PRS PSRC Podium Proofs 2016
Shawn Loder, BS, Shailesh Agarwal, MD, Joshua Peterson, BS, John Li, MD, David Cholok, BS, James Drake, BS, Christopher Breuler, BS, Stewart Wang, MD, PhD, Benjamin Levi, MD
From the University of Michigan, Ann Arbor, Mich.
PURPOSE: Recently, Longaker et al have identified a bone-chondro-stromal progenitor (BCSP) cell in developing bone and fracture sites, which contribute to normal bone formation. Here, we investigate whether pathologic extraskeletal bone is composed of the cellular components of normal bone with attention to BCSPs.
METHODS: C57BL/6 mice underwent 30% TBSA partial-thickness burn with Achilles’ tenotomy.
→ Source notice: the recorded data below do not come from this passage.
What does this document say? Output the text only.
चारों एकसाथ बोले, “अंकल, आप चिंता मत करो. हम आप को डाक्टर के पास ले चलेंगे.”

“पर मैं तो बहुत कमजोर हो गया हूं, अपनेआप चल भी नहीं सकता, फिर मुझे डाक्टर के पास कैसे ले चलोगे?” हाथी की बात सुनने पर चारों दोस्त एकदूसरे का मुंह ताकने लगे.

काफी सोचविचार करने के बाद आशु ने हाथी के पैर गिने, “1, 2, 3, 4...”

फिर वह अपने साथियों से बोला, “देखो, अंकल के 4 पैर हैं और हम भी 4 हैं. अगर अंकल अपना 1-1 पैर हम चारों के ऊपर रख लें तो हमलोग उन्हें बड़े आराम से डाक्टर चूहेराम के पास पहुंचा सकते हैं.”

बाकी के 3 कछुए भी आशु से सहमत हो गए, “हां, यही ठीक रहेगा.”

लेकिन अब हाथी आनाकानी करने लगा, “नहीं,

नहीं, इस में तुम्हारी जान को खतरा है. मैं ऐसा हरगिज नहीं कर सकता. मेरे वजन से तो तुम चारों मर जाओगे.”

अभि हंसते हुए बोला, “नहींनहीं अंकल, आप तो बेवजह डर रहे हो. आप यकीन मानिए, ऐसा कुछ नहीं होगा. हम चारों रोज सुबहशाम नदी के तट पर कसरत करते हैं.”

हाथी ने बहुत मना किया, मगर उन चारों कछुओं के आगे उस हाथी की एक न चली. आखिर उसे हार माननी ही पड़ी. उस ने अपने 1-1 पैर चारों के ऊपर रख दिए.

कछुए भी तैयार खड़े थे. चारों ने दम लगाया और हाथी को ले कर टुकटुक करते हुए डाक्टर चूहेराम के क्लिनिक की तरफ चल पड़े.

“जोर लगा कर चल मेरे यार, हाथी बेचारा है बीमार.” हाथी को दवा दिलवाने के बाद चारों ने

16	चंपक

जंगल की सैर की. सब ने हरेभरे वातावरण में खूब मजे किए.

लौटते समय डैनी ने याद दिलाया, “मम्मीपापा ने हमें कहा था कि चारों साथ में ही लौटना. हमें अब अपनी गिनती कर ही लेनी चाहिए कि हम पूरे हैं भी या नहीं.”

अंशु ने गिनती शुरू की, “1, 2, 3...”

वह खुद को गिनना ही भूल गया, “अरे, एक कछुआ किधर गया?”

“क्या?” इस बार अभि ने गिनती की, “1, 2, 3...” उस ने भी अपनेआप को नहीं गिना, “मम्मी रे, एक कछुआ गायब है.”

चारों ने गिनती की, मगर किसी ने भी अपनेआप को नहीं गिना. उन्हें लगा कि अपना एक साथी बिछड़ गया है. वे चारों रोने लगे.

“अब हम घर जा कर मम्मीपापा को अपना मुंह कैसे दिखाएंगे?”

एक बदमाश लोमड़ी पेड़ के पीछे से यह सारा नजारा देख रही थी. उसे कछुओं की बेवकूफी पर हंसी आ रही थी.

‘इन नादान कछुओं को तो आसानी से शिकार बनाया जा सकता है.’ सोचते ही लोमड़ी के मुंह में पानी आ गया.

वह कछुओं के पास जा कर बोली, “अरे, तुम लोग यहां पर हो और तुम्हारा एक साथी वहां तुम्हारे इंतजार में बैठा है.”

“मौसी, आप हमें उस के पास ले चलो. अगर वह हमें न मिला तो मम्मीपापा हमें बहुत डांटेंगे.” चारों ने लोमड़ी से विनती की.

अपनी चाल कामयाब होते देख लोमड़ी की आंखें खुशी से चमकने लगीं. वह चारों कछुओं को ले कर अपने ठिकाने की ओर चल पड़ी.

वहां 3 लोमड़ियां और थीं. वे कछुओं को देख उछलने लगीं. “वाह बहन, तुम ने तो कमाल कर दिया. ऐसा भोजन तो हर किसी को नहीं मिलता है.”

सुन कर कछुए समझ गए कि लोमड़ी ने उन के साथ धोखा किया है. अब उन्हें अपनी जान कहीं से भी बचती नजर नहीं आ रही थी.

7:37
Mice were euthanized 3 weeks postinjury, and tenotomy site was harvested and digested for FACS to quantify BCSPs (AlphaV+/CD105+/Tie2-/CD45-/Thy1-/6C3-). Immunostaining was performed to localize BCSPs in trauma sites. Subsequently, BCSPs were isolated from neonatal mice with ubiquitous tdTomato expression using FACS and transplanted into burn/tenotomy recipients at the tenotomy site to identify the phases of HO to which these cells contribute.
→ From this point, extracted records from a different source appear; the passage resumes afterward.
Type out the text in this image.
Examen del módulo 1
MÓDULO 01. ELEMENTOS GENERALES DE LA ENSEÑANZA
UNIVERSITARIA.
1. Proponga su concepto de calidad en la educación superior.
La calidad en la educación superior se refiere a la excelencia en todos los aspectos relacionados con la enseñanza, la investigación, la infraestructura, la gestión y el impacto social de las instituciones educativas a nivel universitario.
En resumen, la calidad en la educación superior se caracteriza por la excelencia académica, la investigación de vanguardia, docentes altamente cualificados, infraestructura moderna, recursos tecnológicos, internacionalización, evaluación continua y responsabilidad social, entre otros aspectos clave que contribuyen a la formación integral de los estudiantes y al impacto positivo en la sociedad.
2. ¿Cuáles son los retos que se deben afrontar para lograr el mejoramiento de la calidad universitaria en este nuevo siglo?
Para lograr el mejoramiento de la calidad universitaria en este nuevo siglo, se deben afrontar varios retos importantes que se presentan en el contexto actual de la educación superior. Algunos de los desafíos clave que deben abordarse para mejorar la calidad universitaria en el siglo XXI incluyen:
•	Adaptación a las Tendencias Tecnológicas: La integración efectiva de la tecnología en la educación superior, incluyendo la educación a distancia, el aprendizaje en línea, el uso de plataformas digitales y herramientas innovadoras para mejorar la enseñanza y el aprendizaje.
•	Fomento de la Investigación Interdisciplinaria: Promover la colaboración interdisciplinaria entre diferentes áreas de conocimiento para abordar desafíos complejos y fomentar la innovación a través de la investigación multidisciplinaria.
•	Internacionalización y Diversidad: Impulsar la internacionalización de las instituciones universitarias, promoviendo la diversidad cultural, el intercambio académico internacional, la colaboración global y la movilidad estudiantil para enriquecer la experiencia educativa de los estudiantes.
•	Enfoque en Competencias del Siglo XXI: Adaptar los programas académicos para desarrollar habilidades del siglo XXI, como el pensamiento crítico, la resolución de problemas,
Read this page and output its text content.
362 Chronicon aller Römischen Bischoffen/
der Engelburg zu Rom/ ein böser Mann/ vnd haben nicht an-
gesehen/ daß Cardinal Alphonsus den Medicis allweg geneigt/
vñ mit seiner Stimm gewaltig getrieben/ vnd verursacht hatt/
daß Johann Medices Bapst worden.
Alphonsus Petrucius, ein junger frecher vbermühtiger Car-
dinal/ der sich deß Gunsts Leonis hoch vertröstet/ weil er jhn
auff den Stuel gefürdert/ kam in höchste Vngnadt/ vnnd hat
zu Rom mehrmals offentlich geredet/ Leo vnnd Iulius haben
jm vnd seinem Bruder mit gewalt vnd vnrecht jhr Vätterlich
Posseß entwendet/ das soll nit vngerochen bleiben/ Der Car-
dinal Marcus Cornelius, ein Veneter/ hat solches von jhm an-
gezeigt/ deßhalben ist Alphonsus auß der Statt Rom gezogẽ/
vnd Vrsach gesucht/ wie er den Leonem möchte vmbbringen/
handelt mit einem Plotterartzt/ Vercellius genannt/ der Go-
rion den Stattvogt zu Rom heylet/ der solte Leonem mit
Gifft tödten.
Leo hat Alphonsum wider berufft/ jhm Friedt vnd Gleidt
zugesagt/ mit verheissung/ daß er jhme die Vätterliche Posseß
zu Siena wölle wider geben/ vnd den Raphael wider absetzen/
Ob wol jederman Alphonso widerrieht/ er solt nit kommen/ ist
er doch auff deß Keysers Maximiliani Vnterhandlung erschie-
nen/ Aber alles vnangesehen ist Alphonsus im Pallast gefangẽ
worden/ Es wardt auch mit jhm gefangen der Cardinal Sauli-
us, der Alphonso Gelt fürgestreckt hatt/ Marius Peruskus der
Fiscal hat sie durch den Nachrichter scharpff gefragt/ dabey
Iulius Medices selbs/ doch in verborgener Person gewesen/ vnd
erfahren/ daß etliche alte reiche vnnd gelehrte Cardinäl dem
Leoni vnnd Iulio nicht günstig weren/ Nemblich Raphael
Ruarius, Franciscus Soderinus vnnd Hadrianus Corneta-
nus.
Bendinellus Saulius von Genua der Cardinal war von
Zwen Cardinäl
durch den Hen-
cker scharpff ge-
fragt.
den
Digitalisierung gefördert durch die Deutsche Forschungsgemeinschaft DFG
RESULTS: BCSPs were noted on flow cytometry in sites of developing HO (A and B). No enrichment of BCSPs was noted in the uninjured hindlimb after injury. Immunostaining confirmed the presence of BCSPs within developing HO at the tenotomy site (C). When transplanted into the burn/tenotomy site, these cells integrate into the cartilage and osseous phases of HO (D).
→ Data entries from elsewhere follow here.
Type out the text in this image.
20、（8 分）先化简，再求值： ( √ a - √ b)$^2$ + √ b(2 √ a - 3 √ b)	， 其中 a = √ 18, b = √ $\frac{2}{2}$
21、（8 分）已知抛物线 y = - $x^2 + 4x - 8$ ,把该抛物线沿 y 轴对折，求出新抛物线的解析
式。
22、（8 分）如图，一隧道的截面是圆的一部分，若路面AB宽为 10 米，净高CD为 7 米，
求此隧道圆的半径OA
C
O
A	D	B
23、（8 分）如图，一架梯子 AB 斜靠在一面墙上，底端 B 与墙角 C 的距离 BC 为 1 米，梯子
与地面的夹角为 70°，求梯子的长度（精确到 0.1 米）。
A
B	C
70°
CONCLUSIONS: Our study confirms that a previously identified population of BCSPs contribute to pathologic, ectopic bone. These findings suggest that HO exhibits qualities similar to normal, developing or healing bone. Studies are underway to determine whether the presence of these cells can serve as an early marker for HO formation.